Sénégal : l’opposant Ousmane Sonko, inculpé, voit son parti dissous par le gouvernement
Ousmane Sonko s’adresse à ses partisans lors d’un meeting à Dakar, le 14 mars 2023. JOHN WESSELS / AFP
La pression augmente contre Ousmane Sonko. Le plus farouche opposant au président sénégalais, Macky Sall, a été inculpé et écroué lundi 31 juillet pour divers crimes dont l’appel à l’insurrection, et son parti a été dissous. M. Sonko, 49 ans, voit ainsi s’ouvrir une troisième procédure judiciaire à son encontre, qui risque de compromettre davantage sa participation à l’élection présidentielle de février 2024.
Moins de deux heures après l’inculpation de M. Sonko, le ministre de l’intérieur, Antoine Diome, a annoncé dans un communiqué la dissolution de son parti, le Pastef, créé en 2014, justifiant sa décision par les appels « fréquents » de son fondateur à des « mouvements insurrectionnels » qui ont fait selon lui de nombreux morts en mars 2021 et juin 2023 et entraîné « des actes de saccage et de pillage de biens publics et privés ».
Le parti de M. Sonko a réagi dans un communiqué transmis à l’Agence France-Presse (AFP). La « stabilité [du Sénégal] est désormais compromise, car le peuple n’acceptera jamais cette ultime forfaiture », écrit le parti, dénonçant un emprisonnement « sous des motifs fallacieux » et disant prévoir d’attaquer la dissolution par des « voies légales ».
L’opposant avait été condamné le 1er juin à deux ans de prison ferme dans une affaire de mœurs, un verdict qui le rend inéligible en l’état, selon des juristes. Sa condamnation avait engendré les troubles les plus graves depuis des années au Sénégal, qui ont fait seize morts selon les autorités, une trentaine selon l’opposition.
« C’est une farce », a réagi Me Ciré Clédor Ly au placement en détention de son client pour huit chefs d’accusation, dont « appel à l’insurrection, association de malfaiteurs, atteinte à la sûreté de l’Etat, association de malfaiteurs en lien avec une entreprise terroriste » et « complot contre l’autorité de l’Etat ». L’avocat a dénoncé « un dessein qui a été formé, réfléchi, planifié et exécuté ». Après avoir été arrêté vendredi, l’opposant poursuivait lundi sa grève de la faim qu’il a entamée dimanche, ont dit ses avocats à la presse.
Interruption d’Internet
Les autorités ont coupé lundi temporairement l’accès à Internet sur les téléphones mobiles en mettant en avant la « diffusion de messages haineux et subversifs » sur les réseaux sociaux, après les appels à manifester contre l’arrestation de M. Sonko.

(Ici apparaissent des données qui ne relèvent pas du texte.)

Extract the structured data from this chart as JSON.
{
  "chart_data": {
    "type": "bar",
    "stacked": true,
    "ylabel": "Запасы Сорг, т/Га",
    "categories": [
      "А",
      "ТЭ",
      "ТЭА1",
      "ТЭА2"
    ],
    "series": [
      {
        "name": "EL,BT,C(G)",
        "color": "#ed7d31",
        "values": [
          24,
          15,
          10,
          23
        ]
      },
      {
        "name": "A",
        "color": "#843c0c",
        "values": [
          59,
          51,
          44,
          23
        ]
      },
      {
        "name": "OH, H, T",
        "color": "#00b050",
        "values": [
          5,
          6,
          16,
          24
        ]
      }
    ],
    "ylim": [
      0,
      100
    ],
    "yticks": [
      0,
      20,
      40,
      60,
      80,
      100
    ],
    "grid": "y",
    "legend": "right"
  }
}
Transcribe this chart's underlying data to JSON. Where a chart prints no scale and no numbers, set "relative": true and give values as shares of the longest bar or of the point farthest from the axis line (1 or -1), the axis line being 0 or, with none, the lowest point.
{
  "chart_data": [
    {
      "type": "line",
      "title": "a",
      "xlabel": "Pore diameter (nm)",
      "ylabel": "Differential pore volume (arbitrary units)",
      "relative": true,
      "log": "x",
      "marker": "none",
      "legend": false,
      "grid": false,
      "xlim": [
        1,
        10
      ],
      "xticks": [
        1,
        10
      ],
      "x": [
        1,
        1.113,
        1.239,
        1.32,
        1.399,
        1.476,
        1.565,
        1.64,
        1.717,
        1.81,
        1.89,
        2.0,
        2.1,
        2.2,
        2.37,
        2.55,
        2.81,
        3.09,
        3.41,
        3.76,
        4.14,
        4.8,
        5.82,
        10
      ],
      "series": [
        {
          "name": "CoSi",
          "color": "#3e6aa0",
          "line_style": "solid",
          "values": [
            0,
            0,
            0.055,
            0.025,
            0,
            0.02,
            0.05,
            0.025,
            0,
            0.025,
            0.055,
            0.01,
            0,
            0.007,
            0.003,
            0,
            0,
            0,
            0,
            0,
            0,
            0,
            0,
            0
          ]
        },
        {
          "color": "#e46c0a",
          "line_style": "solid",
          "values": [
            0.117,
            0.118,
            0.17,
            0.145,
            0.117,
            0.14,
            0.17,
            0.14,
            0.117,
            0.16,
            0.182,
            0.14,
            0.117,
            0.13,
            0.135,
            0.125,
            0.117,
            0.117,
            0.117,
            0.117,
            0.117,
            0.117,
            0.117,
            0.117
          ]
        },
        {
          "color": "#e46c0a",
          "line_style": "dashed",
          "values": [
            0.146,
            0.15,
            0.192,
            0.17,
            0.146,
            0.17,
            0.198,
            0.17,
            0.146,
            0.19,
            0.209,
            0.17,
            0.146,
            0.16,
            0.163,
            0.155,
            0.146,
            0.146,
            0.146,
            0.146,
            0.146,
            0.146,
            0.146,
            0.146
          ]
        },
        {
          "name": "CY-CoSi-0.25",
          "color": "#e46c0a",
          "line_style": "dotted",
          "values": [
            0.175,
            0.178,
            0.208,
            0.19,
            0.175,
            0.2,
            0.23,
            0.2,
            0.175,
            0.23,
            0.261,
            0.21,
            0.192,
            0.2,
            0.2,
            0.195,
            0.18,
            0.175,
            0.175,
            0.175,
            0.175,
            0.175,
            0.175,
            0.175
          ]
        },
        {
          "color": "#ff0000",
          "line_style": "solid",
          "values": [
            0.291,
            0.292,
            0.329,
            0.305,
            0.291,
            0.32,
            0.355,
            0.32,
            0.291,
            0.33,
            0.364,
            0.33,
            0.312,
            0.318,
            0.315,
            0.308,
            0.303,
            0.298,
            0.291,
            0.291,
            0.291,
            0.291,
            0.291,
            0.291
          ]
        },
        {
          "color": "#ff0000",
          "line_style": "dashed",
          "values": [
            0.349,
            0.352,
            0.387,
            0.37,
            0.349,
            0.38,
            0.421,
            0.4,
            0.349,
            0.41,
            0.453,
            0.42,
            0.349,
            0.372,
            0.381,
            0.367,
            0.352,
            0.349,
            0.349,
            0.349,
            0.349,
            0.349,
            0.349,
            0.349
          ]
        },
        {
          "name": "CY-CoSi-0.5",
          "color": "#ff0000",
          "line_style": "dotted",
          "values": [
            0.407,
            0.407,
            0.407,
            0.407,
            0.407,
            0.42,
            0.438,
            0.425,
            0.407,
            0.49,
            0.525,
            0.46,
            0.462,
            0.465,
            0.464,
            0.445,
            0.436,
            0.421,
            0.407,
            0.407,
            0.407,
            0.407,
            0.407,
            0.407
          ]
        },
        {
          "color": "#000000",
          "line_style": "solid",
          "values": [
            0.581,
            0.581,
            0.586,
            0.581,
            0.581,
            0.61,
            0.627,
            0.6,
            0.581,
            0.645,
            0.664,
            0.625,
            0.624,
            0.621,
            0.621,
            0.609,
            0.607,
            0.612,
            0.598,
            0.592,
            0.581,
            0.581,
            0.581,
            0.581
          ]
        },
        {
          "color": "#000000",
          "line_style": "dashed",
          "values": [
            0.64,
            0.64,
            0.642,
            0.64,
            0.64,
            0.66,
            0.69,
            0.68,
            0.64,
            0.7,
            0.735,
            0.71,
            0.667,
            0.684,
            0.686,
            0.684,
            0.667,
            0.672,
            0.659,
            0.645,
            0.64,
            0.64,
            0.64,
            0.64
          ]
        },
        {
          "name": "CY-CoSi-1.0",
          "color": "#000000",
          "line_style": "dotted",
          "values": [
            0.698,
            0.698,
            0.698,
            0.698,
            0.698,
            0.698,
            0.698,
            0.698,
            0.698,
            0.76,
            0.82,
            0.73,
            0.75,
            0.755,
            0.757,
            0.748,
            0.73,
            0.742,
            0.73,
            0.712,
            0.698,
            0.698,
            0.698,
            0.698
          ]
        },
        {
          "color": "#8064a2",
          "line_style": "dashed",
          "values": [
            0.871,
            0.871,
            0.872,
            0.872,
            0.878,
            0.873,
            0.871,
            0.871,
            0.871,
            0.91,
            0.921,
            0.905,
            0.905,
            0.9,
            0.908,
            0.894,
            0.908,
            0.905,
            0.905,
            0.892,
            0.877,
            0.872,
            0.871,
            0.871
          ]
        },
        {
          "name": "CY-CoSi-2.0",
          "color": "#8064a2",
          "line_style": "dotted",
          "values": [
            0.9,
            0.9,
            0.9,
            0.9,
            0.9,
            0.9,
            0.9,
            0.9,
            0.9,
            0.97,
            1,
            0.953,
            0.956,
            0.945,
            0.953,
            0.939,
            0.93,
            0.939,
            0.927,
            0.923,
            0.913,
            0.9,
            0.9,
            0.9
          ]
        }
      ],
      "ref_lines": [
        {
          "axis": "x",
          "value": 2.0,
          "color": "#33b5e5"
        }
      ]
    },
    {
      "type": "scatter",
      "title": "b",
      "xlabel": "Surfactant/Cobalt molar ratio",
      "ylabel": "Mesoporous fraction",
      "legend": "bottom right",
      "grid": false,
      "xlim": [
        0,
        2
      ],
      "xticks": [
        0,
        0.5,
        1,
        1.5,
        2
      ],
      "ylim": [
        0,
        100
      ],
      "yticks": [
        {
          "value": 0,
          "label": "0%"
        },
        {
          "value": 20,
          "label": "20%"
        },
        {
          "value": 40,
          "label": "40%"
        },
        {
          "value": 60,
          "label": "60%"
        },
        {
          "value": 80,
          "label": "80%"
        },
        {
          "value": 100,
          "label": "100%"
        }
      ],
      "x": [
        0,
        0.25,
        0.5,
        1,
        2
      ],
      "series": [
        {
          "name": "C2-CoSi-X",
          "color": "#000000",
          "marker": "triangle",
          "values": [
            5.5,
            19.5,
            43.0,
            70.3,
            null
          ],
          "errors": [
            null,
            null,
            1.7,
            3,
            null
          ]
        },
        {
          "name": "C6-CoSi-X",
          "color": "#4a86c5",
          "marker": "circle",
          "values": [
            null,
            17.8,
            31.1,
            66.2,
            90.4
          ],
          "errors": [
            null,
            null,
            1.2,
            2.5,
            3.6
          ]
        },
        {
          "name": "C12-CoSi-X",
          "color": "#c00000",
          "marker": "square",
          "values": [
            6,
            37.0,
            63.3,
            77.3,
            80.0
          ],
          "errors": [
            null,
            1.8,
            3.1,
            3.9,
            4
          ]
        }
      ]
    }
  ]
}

Des heurts sporadiques ont éclaté en début de soirée aux Parcelles assainies, dans la banlieue de Dakar, où des jeunes se sont attaqués aux forces de l’ordre, qui les ont dispersés à l’aide de gaz lacrymogènes, ont constaté des journalistes de l’AFP. Dans le centre de la capitale, de nombreuses personnes, inquiètes, se précipitaient pour prendre les moyens de transport, qui se faisaient rares. La société qui gère le train rapide reliant Dakar à sa banlieue a annoncé lundi après-midi sur le réseau social X (ex-Twitter) « l’arrêt de la circulation sur toute la ligne en raison d’actes de malveillance » commis par des protestataires.
A Ziguinchor, la grande ville du Sud dont M. Sonko est le maire, des heurts ont éclaté entre ses partisans et la police, a constaté un correspondant de l’AFP. Des groupes de jeunes y ont lancé des pierres aux policiers, qui ont tenté de les disperser à coups de grenades lacrymogènes. Plusieurs rues ont été barrées par les manifestants.
M. Sonko crie au complot du président de la République, Macky Sall, pour l’écarter de la présidentielle de 2024. Le chef de l’Etat sénégalais, élu en 2012 pour sept ans puis réélu en 2019 pour cinq ans, s’en est défendu. Il a annoncé le 3 juillet qu’il ne se présenterait pas à ce scrutin.